= Office of Terrorist Financing and Financial Crimes =

United States Department of the Treasury agency

The Office of Terrorist Finance and Financial Crimes (TFFC) is an agency of the United States federal government in the United States Department of the Treasury. Under the supervision of the Under Secretary for Terrorism and Financial Intelligence, the TFFC is policy development and outreach office for the Under Secretary and works across all elements of the national security community – including the law enforcement, regulatory, policy, diplomatic and intelligence communities – and with the private sector and foreign governments to identify and address the threats presented by all forms of illicit finance to the international financial system.

TFFC advances this mission by developing initiatives and strategies to deploy the full range of financial authorities to combat money laundering, terrorist financing, WMD proliferation, and other criminal and illicit activities both at home and abroad.

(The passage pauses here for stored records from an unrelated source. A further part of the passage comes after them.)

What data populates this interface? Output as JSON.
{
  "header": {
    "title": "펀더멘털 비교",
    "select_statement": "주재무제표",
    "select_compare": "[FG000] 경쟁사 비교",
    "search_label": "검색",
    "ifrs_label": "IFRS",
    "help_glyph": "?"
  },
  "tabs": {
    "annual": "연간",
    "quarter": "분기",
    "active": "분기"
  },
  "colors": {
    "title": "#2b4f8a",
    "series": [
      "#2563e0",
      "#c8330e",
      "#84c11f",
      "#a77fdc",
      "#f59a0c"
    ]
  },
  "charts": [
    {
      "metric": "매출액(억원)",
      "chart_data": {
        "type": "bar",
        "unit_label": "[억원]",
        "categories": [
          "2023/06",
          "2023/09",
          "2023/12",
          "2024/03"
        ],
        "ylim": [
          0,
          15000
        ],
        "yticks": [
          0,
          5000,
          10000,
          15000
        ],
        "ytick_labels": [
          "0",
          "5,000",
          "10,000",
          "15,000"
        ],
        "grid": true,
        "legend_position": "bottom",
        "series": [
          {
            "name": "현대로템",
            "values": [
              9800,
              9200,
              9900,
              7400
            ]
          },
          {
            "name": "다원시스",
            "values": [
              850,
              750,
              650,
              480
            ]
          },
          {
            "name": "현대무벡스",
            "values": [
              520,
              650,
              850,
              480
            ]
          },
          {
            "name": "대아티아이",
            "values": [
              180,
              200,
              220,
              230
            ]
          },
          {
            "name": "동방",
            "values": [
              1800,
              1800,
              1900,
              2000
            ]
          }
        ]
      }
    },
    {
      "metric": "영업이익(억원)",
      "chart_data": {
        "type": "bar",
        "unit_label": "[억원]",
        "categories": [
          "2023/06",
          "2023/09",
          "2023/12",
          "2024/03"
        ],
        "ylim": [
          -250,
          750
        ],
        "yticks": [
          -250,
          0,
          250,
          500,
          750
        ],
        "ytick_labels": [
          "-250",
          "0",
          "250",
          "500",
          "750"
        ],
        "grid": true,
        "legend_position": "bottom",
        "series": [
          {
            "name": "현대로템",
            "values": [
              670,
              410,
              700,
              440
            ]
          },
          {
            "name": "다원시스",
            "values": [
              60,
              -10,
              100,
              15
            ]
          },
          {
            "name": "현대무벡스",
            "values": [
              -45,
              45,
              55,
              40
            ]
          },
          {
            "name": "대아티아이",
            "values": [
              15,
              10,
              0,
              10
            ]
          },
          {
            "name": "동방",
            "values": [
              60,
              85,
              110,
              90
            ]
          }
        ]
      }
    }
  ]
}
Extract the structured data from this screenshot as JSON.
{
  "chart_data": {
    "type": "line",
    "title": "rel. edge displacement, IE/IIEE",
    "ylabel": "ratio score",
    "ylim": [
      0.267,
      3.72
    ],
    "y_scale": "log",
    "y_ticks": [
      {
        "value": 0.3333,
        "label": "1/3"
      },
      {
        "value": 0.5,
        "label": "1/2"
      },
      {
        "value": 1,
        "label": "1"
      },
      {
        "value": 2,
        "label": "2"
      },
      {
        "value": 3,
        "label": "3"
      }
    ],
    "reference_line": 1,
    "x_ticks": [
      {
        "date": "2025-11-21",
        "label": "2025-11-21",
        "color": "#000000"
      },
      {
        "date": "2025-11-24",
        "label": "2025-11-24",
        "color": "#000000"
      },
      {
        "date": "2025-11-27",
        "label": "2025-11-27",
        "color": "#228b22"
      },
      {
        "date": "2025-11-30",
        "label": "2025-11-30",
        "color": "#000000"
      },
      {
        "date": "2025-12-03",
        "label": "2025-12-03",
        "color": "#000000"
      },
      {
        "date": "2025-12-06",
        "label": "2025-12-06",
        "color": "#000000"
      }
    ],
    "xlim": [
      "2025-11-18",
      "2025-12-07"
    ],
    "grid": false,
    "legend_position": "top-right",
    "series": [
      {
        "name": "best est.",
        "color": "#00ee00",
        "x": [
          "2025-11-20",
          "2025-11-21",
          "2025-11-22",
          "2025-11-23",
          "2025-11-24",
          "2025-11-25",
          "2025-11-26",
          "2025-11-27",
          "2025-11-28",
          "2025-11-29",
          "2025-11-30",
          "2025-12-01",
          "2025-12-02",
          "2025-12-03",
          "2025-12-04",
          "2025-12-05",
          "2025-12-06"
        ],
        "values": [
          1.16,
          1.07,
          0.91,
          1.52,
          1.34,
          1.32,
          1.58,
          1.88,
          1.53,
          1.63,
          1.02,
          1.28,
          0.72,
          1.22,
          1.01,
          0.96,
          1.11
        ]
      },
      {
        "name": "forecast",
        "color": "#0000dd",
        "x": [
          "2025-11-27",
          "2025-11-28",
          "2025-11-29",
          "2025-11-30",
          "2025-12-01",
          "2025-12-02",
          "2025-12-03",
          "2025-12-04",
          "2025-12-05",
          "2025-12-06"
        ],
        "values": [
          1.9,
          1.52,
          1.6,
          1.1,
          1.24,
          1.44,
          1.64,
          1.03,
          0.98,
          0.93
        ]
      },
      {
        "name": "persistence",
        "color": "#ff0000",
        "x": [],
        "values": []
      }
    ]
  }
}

These include not only systemic initiatives to enhance the transparency of the international financial system, but also threat-specific strategies and initiatives to apply and implement targeted financial measures to the full range of national security threats. Primary examples of these roles in advancing this mission is TFFC’s leadership of the U.S. government delegation to the Financial Action Task Force, which has developed leading global standards for combating money laundering and terrorist financing and its role in specific efforts to counter threats like proliferation, terrorism and the deceptive financial practices of Iran.